Everyone has their own reasons for wanting to get a divorce, and very few are pleasant. The best you could possibly find is a couple that just realizes they are incompatible. If they still relatively get along, they can simply file for a “no-fault” divorce and handle the asset division with hopefully little controversy.

However, many Connecticut couples can have some disturbing or heartbreaking grounds for their separation. Since Connecticut is not strictly a “no-fault” state, divorcees can cite their reasoning and possibly gain an advantage in property division if the court believes their claims. Before you begin planning, it is crucial to note that certain legal grounds require a specific amount of time to pass before they can count legitimately. You must be able to distinguish which reasons can be cited immediately and which ones require an exact time period.

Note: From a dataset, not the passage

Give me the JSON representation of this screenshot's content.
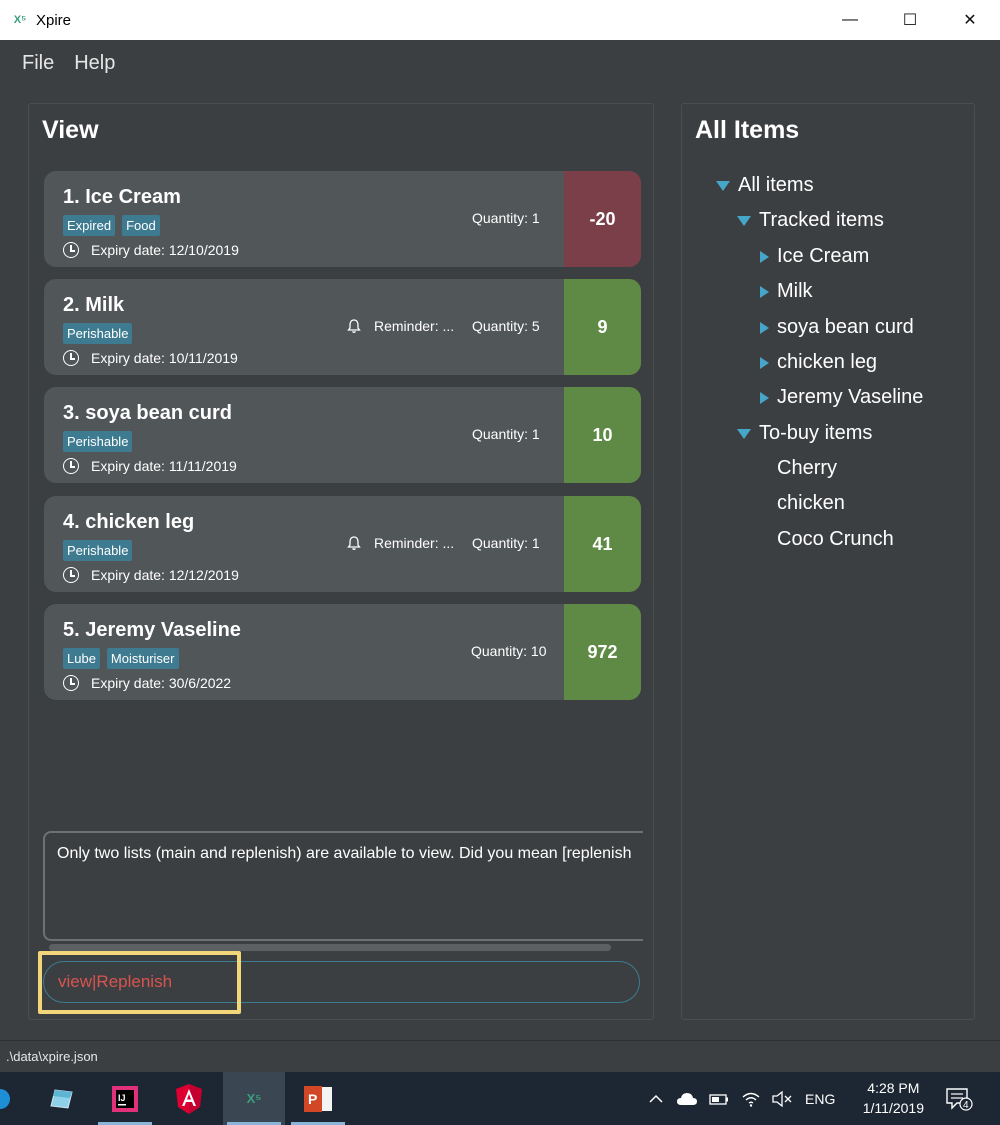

Imprisonment and confinement

A criminal conviction can serve as justifiable grounds for divorce and is one of the easier grounds to argue for your side. The court will have fewer assumptions since the spouse has already been found to be guilty of something. However, Connecticut does require more than a simple conviction for it to be legal grounds. They specify that the prison sentence must last more than a year. If your spouse commits a petty crime and gets a few weeks or months in jail, it will not be enough.

Those with spouses confined to a mental illness institution will have to wait a little longer. Out of the last 6 years, your future ex would have to be legally confined for 5 of them. Though mental illnesses do have a strong correlation with divorce, there is no specific section in Connecticut’s divorce laws citing mental illness without 5 years of confinement as a legal ground for separation.

Abandonment

Connecticut has two different legal grounds for abandoning a spouse. It depends on if you can prove or explain where your spouse went to that determines the time necessary to count as legal grounds. If you convince the court that your spouse willfully deserted you for at least one year, then the court can count your reasoning.

If your spouse disappears without giving any hints as to where they are or what they are doing, then the court will need at least 7 years before they can count this unexplained absence.

Immediate grounds

Thankfully, not all grounds for divorce require you to wait years before they can count legally. You can file for a fault divorce immediately if your spouse:

  • Committed adultery
  • Demonstrated acts of cruelty or violence
  • Has a drug or alcohol addiction
  • Committed contract fraud

While it is beneficial for Connecticut citizens to have the option to file for a fault divorce so they can get more assets for their spouse’s bad behavior, they must also be heavily prepared to convince the court of their spouse’s guilt. With how much divorce grounds impact asset division, child custody and potential alimony, it is important to find a professional family law attorney to help you prepare your case.